Unbekannter Täter Fahrer missbraucht Frauen während Heimfahrt

, aktualisiert am 12.11.2018 - 18:35 Uhr
Der Mann ist noch unbekannt. (Symbolbild) Foto: Wolfram Kastl/dpa

In der Nacht auf Sonntag sind zwei Münchnerinnen Opfer sexueller Übergriffe geworden. Jetzt sucht die Polizei nach Zeugen, die Hinweise zur Identität des Fahrers geben können.

 

Ludwigsvorstadt/Altstadt - Zwei Frauen aus München sind am Wochenende innerhalb kurzer Zeit Opfer eines Sextäters geworden. Beide berichten, der Täter habe sich als Chauffeur ausgegeben. Während der Fahrt fielen die Männer über die Frauen her. Das Kommissariat 15, zuständig für Sexualstraftaten, ermittelt. Beide Opfer beschreiben einen Mann um die 40 Jahre. Er habe Deutsch mit Akzent gesprochen. Auch bei den Tatzeiten gibt es Übereinstimmungen. In beiden Fällen waren es die frühen Morgenstunden. Es könnte sich daher um den selben Täter handeln. 

Beunruhigender Zusammenhang zwischen beiden Fällen

Was die Polizei beunruhigt: Beide Fälle liegen nur etwas mehr als 24 Stunden auseinander und die Intensität der Taten steigerte sich. Beim zweiten Opfer ging der Unbekannte aggressiver vor. Ein Indiz dafür, dass er nochmals zuschlagen könnte?

Unbekannter vergewaltigt Münchnerin (17) 

Eine 17-Jährige aus München rief am Sonntag gegen 5 Uhr morgens über eine Handy-App ein Auto von CleverShuttle zum Odeonsplatz. Sie wollte sich nach Hause chauffieren lassen. Wenig später stoppte nicht ein grün-weißes, sondern ein dunkles Auto. Der Fahrer behauptete, er sei für CleverShuttle unterwegs. Er könne die Anfrage stornieren und die Tour selbst übernehmen, wenn sie damit einverstanden sei.

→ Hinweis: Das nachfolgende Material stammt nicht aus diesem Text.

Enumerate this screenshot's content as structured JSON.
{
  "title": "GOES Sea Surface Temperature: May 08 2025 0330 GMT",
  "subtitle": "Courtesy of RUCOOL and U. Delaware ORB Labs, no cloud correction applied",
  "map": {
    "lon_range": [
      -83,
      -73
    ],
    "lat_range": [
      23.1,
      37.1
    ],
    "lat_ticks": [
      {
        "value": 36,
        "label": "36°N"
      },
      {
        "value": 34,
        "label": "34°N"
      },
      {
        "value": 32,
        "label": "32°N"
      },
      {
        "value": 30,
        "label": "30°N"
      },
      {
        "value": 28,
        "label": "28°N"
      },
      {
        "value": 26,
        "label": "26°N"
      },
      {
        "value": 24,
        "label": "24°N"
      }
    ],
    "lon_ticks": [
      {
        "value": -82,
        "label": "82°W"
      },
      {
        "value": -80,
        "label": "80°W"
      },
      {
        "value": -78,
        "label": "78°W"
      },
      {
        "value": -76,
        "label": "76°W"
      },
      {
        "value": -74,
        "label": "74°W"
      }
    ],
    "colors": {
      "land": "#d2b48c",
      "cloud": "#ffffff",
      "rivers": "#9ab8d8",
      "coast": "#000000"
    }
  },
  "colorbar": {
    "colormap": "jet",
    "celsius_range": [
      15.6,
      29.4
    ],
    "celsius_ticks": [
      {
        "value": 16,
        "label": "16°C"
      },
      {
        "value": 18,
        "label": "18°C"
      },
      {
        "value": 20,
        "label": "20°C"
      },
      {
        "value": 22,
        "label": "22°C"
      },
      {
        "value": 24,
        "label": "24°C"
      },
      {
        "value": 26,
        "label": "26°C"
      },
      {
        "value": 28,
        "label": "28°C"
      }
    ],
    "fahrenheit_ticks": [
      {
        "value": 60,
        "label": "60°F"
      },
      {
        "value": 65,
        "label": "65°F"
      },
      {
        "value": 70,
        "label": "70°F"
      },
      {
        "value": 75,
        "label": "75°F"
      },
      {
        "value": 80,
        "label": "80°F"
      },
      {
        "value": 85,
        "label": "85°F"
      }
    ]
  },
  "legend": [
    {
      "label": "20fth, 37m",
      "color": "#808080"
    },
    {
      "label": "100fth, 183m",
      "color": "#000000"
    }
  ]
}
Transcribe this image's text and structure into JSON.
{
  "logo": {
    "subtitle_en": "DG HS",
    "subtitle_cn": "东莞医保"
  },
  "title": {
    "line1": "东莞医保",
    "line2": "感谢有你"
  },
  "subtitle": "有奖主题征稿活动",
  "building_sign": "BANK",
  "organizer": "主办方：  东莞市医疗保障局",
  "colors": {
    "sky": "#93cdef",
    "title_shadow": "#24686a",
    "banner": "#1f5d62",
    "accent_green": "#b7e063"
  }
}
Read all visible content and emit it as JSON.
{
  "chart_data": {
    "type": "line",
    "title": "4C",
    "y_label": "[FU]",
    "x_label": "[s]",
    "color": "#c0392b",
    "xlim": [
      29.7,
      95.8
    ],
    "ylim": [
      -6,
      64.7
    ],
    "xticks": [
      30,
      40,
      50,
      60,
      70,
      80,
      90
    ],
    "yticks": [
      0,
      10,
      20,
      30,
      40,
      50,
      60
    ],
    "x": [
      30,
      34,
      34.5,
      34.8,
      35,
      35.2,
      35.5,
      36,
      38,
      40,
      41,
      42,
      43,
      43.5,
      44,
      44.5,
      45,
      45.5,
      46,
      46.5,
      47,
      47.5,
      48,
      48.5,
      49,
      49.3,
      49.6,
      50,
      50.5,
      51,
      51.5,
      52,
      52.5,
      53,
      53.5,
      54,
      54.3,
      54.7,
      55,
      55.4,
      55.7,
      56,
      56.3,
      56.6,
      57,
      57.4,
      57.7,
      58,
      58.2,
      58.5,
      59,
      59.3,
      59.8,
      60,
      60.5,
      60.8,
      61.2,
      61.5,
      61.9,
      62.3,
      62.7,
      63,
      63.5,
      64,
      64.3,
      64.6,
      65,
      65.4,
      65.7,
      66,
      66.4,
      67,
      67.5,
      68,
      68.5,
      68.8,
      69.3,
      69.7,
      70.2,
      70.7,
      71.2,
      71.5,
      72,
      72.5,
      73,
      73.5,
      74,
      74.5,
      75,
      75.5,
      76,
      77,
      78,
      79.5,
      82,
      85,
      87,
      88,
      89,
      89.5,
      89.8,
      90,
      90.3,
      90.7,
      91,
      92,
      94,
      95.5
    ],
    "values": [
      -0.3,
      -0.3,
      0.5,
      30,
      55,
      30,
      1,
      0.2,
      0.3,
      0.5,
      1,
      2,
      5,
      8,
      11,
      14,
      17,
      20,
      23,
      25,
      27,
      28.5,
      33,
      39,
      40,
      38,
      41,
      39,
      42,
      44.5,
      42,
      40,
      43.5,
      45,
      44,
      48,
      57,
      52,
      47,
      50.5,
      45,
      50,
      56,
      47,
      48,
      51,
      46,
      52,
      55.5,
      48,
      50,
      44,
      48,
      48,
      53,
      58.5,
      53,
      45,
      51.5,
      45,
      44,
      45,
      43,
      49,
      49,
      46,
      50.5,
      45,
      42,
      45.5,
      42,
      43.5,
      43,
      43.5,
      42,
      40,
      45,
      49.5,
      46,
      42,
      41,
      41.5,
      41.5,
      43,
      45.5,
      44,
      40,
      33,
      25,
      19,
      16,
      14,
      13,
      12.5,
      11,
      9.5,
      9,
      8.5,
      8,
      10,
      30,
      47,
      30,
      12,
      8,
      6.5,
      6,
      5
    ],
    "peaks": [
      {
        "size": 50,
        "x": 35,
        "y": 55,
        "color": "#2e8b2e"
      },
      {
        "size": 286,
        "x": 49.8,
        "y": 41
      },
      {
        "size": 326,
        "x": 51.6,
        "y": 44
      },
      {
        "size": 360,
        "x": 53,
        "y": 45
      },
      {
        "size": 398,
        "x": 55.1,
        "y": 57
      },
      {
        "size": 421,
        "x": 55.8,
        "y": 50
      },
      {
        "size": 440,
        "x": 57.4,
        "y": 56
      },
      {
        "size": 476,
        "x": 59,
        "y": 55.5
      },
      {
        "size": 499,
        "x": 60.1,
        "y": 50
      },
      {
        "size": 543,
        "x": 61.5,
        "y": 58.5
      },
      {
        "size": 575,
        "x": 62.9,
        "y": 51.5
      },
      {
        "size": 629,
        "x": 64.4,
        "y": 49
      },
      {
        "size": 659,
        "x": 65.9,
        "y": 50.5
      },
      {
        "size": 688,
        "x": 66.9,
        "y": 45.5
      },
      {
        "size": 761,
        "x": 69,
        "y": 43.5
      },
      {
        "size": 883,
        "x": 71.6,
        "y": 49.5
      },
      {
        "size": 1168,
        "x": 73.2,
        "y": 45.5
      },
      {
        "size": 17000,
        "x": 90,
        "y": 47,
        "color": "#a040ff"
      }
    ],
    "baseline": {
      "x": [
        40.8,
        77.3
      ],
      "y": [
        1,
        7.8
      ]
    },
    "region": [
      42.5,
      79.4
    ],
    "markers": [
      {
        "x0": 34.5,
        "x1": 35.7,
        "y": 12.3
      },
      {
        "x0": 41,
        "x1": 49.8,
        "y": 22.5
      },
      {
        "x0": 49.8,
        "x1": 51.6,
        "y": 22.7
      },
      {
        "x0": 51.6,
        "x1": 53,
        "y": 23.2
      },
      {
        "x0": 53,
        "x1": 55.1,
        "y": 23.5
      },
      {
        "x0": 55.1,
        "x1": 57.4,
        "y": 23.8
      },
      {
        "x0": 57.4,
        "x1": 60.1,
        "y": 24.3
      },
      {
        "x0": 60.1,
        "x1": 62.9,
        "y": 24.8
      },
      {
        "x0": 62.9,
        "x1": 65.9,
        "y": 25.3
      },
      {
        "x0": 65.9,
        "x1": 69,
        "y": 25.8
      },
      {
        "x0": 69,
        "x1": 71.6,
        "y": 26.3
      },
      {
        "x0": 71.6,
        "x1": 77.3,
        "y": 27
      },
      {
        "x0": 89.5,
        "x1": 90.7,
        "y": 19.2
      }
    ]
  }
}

Froh, frühmorgens schnell ein Transportmittel erwischt zu haben, stieg die Münchnerin in den Wagen. Nach kurzer Zeit wurde der Mann zudringlich. Er begrapschte sie an den Brüsten. Dann stoppte er am Straßenrand und griff ihr zwischen die Beine. Die 17-Jährige wehrte sich, versuchte, die Hand des Mannes wegzudrücken. „Juristisch ist der Straftatbestand der Vergewaltigung erfüllt“, sagt Polizeisprecher Florian Hirschauer.

Erst als die 17-Jährige in Tränen ausbrach, ließ der Fremde von ihr ab. Der Mann fuhr die Schülerin nach Hause. Er verlangte kein Geld, sondern gab Gas, sobald sie ausgestiegen war.

Am Samstag kam es zu einem ähnlichen Fall

Ähnlich erging es einer Studentin, aus München, die am Samstag gegen 3.40 Uhr morgens vom Feiern kam. Sie hatte knapp zwei Promille im Blut. Die 22-Jährige stoppte in der Poccistraße ein vorbeifahrendes Auto, das sie für ein Taxi hielt. Sie sagte später der Polizei, das Auto sei cremefarben gewesen und habe ein Taxischild gehabt.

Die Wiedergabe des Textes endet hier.